PERDIDOS EN EL MAR. Koubek Center. Bienvenido el Teatro del Absurdo a Miami

Perdidos en el marAgradezco a la compañía dirigida por Jorge Herrera y al Centro Koubek por una puesta arriesgada. El teatro del absurdo es un género más ligado a la formación del actor en sus ensayos académicos y escasamente visto y celebrado  en esta ciudad –recuerdo un Esperando a Godot magnífico en un espacio escénico improvisado, desde un primer piso de la calle 8, a cargo de Jorge Hernández. Poner a prueba a la tan aplaudida “comedia de enredos” que hoy se extiende como la pólvora en Miami -sin negar los que con su esfuerzo la honran- es, de por sí, un reto que particularmente yo, y la revista cultural que represento, Nagari, valoramos.

 

En Perdidos en el mar, el teatro Koubek se convierte en un black box grande. Una plataforma cuadrada representando a una balsa, un baúl y cuatro elementos en su interior construyen una arquitectura de representación sencilla y útil. Dentro, tres personajes vestidos con camisa blanca, traje negro con pajarita y sus respectivos sombreros de bombín (Sansan, Jenny Ariza, Oliver Gutierrez) se someten a los vaivenes de un mar enfurecido en busca de su propia supervivencia: los alimentos se han acabado. La trama “lógica” de saber a quién se van a comer primero para no fenecer, es el relato propiamente dicho.

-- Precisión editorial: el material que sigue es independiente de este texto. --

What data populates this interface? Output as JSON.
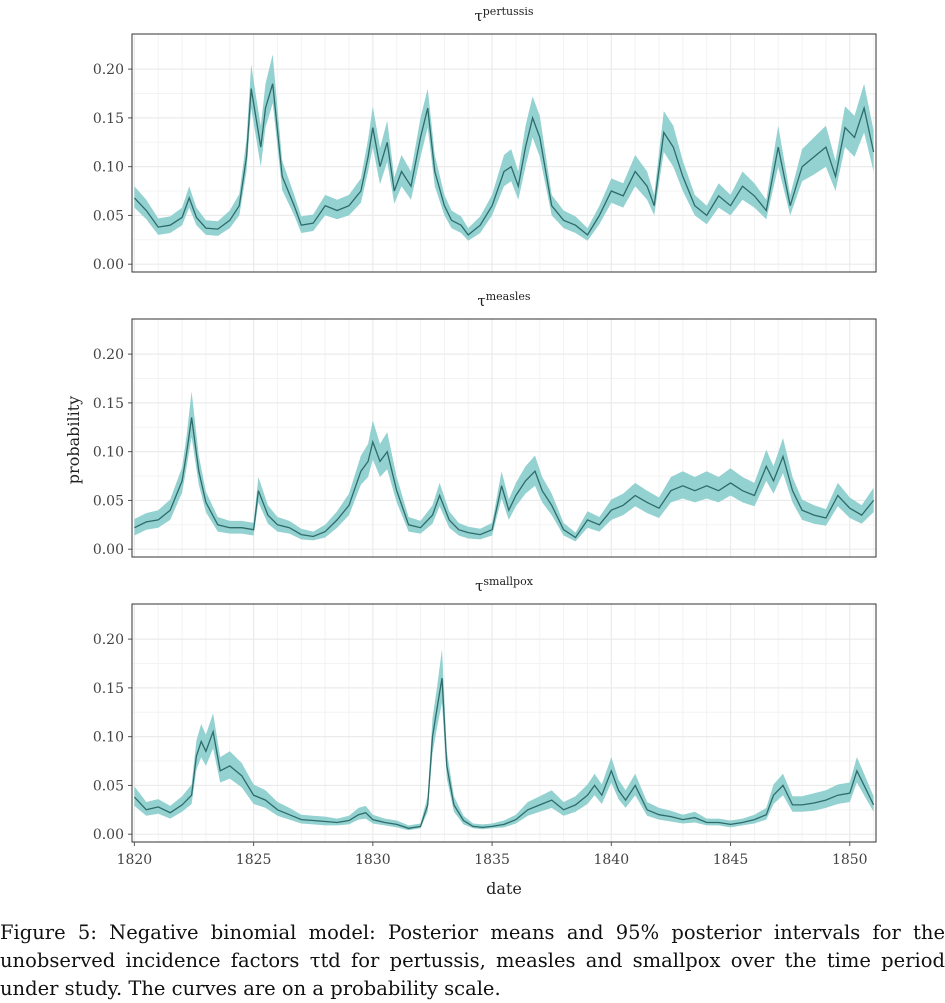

Siguiendo los cánones del teatro de Samuel Beckett, (“Todos nacemos locos. Algunos continúan así siempre”) Ionesco o Artaud los diálogos son la excusa para simbolizar varios temas. En este caso, “el-devorarse-para-poder-seguir-viviendo”, se vale de la mentira y la trivialidad de las estrategias políticas. Por un momento he pensado en la situación actual de Colombia y en cómo este tipo de teatro puede ayudar a las clases populares a tomar conciencia de su realidad cotidiana. No olvidemos que el texto acaba con la muerte de uno de los náufragos mientras que, uno de los supervivientes, al preguntarle uno de ellos qué ha pasado, le contesta “No te preocupes…él (el ahogado) como mínimo ha encontrado la libertad”.

En general hay un buen trabajo de corporalidad y movimiento en aquel pequeño espacio donde todo ocurre. Los actores trabajan bien la intersección entre ellos incluso un cartero-nadador y un lacayo que interviene en la obra. Aunque quizás yo me plantearía no empayasar (un neologismo que me acaba de ocurrir) la interpretación si exceptúo a Oliver Gutiérrez que lo equilibra muy bien y sin menospreciar a las dos mujeres (Sansan y Jerry Ariza) que interpretan a dos hombres con gracia y soltura. ¿La razón?…el diálogo en sí, provoca en su absurdidad, la risa. El tema del ritmo y la clausura de la obra -que a mi entender no está conseguida- quizás es otro aspecto a revisar. Habría que darle quizás un mejor protagonismo escénico a la sirena antes de encontrarse con el personaje para disfrutarla…desde “el supuesto real” que dirían los seguidores de Lacán.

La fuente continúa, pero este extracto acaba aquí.